Opposizioni e provocazioni nei bambini
In realtà questo percorso non ha inizio solo nell’adolescenza, ma comincia in fasi ben più precoci. A partire già dai due anni, infatti, il bambino attraversa la cosiddetta “fase dei no”, dei I terribili due: scuote la testa, inizia a dire “no”, come se volesse sfidare l’adulto, e poco dopo “io”. Tutto questo però non è solamente capriccio, è il segnale di un passaggio importante: dalla dipendenza totale dalle figure genitoriali alla graduale scoperta di sé come soggetto distinto. Anche i comportamenti di sfida che si intensificano tra i tre e i quattro anni possono essere tentativi di affermare se stessi. È come se dietro a tutto questo ci fosse una domanda silenziosa: “Se mi oppongo, rifiutando qualcosa per dire di sì ad altro, mi vorrai ancora bene?”.

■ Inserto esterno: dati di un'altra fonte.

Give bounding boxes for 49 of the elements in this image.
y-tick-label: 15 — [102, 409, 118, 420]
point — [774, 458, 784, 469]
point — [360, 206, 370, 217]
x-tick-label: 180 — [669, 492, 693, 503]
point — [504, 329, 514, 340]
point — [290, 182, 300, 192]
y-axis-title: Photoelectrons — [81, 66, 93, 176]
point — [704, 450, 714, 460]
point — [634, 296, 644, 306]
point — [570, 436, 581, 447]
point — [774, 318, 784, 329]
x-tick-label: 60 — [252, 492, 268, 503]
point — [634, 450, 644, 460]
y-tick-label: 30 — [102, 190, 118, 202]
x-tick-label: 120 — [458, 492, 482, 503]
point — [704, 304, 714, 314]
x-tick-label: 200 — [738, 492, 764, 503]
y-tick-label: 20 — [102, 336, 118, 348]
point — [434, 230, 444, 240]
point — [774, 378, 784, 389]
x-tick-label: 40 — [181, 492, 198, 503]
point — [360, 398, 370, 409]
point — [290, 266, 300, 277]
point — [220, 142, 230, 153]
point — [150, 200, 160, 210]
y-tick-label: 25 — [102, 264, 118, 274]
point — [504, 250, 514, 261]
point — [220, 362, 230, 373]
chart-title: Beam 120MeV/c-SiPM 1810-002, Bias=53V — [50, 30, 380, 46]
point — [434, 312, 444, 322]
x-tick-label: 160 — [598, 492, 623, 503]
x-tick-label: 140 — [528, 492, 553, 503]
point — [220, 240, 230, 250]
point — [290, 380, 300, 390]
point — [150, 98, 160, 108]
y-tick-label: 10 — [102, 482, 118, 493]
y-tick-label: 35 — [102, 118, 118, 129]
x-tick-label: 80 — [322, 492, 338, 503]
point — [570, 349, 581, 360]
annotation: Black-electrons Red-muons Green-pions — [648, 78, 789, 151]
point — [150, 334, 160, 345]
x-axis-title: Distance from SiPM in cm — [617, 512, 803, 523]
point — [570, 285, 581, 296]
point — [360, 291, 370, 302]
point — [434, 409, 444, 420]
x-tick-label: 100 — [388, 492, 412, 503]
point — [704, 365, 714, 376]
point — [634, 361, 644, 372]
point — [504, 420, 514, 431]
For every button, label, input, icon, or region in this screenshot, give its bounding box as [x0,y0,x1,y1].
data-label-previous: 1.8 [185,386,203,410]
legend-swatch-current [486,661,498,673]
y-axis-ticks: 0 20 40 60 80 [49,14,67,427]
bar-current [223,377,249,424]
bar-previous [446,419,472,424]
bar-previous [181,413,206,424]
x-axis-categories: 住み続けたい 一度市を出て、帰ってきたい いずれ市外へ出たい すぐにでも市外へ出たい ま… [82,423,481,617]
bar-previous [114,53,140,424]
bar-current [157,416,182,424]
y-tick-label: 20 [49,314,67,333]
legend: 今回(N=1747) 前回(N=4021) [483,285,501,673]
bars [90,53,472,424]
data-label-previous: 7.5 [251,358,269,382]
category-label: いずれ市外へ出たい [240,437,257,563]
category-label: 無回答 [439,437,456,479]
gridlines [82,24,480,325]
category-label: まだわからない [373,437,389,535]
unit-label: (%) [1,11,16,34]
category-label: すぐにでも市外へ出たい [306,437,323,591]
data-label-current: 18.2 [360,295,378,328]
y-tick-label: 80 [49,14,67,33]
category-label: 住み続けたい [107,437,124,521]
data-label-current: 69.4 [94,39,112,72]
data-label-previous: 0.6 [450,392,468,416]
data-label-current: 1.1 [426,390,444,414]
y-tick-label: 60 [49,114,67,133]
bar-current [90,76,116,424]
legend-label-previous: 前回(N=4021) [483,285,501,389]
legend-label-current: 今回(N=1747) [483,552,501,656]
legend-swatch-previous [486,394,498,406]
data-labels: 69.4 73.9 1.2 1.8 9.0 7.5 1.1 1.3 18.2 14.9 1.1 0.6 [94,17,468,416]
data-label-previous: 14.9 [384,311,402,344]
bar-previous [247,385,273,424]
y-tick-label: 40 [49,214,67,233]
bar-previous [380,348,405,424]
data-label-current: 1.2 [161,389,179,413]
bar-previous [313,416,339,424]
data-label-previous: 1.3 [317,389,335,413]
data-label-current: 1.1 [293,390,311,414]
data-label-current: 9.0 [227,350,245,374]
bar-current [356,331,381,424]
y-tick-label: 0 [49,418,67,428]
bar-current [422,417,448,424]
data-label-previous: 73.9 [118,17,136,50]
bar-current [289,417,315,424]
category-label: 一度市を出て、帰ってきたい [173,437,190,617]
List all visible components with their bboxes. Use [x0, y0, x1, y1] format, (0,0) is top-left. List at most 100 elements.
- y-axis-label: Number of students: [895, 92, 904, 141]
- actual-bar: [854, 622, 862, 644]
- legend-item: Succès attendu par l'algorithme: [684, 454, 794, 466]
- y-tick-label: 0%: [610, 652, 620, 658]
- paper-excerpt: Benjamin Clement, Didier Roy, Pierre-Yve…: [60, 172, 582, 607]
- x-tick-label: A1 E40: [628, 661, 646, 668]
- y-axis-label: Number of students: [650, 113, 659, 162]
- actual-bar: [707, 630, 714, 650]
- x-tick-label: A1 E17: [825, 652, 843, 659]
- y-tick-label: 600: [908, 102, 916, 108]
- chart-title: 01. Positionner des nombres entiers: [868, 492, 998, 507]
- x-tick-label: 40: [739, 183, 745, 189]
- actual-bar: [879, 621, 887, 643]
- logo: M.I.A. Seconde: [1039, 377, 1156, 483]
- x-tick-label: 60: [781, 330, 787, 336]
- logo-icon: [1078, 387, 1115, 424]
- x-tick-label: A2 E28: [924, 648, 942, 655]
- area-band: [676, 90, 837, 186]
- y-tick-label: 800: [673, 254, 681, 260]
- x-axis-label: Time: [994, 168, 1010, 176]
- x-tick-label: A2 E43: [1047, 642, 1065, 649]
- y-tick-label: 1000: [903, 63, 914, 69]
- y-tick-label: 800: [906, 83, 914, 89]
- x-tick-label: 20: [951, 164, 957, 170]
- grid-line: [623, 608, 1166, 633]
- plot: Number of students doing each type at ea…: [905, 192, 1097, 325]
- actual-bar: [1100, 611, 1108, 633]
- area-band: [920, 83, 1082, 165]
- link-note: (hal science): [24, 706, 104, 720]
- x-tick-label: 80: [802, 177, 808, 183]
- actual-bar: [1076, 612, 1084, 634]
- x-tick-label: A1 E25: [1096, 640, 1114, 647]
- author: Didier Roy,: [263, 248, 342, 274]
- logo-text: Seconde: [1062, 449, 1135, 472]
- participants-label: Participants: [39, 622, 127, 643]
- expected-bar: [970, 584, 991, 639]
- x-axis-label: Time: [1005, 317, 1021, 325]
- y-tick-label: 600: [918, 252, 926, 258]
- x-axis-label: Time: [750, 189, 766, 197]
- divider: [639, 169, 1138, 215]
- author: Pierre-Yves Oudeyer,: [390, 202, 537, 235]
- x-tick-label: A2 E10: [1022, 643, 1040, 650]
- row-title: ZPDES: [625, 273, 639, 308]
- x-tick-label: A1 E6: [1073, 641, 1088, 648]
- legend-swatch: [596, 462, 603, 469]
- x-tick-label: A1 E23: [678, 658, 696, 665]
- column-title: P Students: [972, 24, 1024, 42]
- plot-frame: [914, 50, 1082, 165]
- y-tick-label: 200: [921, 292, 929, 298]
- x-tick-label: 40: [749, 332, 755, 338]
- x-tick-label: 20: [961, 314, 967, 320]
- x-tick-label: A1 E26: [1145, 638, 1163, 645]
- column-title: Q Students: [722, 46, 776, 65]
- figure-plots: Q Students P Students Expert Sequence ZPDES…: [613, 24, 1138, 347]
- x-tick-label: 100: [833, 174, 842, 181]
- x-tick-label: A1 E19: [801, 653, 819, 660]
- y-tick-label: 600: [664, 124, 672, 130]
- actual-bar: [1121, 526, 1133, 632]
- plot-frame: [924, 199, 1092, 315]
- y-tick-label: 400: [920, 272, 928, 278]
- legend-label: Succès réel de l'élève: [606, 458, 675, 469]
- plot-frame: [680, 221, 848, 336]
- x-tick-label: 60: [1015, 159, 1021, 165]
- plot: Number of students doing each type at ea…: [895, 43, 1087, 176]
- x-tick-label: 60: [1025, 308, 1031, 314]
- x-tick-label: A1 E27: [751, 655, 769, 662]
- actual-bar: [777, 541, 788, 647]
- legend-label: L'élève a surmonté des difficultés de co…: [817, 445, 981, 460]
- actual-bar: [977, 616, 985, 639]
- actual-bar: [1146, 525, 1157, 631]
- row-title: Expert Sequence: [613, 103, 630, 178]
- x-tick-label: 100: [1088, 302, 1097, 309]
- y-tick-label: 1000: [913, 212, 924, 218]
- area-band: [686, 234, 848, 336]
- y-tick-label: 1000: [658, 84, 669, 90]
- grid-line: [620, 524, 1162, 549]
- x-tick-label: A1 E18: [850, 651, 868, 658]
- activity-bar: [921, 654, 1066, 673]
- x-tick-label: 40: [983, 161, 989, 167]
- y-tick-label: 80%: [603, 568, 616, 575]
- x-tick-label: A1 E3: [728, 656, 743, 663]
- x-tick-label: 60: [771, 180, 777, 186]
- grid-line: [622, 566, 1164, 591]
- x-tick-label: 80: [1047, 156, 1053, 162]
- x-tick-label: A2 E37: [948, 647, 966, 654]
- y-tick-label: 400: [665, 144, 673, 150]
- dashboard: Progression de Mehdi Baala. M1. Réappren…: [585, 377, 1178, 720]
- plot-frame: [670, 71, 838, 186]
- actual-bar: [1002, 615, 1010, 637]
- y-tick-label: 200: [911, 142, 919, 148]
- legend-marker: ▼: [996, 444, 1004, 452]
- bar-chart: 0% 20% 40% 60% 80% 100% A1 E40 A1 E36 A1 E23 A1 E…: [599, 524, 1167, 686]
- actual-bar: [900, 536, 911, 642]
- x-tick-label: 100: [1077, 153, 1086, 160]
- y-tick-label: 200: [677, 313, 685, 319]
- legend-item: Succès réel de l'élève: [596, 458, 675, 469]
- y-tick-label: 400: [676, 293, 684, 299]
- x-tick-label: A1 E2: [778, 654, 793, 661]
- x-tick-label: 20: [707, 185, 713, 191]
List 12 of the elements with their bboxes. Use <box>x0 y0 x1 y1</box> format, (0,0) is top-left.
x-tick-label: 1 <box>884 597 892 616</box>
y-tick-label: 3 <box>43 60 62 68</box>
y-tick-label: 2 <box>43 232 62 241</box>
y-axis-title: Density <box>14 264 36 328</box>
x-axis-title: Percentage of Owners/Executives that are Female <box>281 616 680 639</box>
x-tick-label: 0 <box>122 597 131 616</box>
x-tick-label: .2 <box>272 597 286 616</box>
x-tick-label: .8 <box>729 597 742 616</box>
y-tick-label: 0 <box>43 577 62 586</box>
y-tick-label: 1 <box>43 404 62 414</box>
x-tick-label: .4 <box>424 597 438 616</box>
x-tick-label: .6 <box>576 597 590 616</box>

Come ha messo in luce lo psicologo John Bowlby, quando l’adulto riesce a sostenere questa tensione senza spaventarsi o agitarsi, allora offre al bambino la prova che il legame è solido e può contenere anche rabbia e frustrazione. In linea con quanto scritto poco sopra, crescere, infatti, significa anche imparare a differenziarsi. Le opposizioni portano con sé una vera e propria presa di posizione e i “no” del bimbo possono quindi anche mostrare un atteggiamento di separazione dal volere dell’altro. In questo senso nell’op-positività è presente anche qualcosa di positivo: mi oppongo per affermare me stesso.
Opposizioni e provocazioni nell’adolescenza
Arrivando alla preadolescenza e poi all’adolescenza, questo processo diventa più intenso. Il ragazzo sente il bisogno di prendere le distanze dall’immagine di sé bambino e le opposizioni possono assumere forme diverse: ad esempio, ribellione aperta, risposte brusche, ritiro in camera, chiusura silenziosa.
Le provocazioni hanno una funzione simile. “Pro-vocare” significa letteralmente “chiamare fuori con la voce”, per cui l’adolescente – e in alcuni casi il bambino – non sta solo sfidando l’adulto, ma sta anche cercando di far emergere una risposta, di vedere come reagisce. Potrebbe essere utile per le figure di riferimento ascoltare questa voce ponendosi in una posizione attenta e aperta al dialogo, calda ma anche asimmetrica, mantenendo limiti chiari, motivati e coerenti. Il confine infatti non è un atto di potere, ma una cornice di sicurezza. Allo stesso tempo, l’adulto è chiamato a trasformare il proprio ruolo, passando da indispensabile per il proprio figlio a disponibile quando ne ha bisogno, ad esempio per aiutare ad aprirsi al sociale o per superare un momento delicato dello sviluppo.
Opposizioni e provocazioni non sono i segnali di un fallimento educativo, ma fanno parte della crescita. Tenendo sempre a mente il valore della misura, indicano che il ragazzo sta cercando di costruire una propria identità. In questo momento può essere utile non tanto leggerli come attacchi personali, ma come passaggi evolutivi. Così l’adulto può offrire ciò di cui il figlio può servirsi: una presenza salda, capace di reggere la distanza senza spezzare il legame.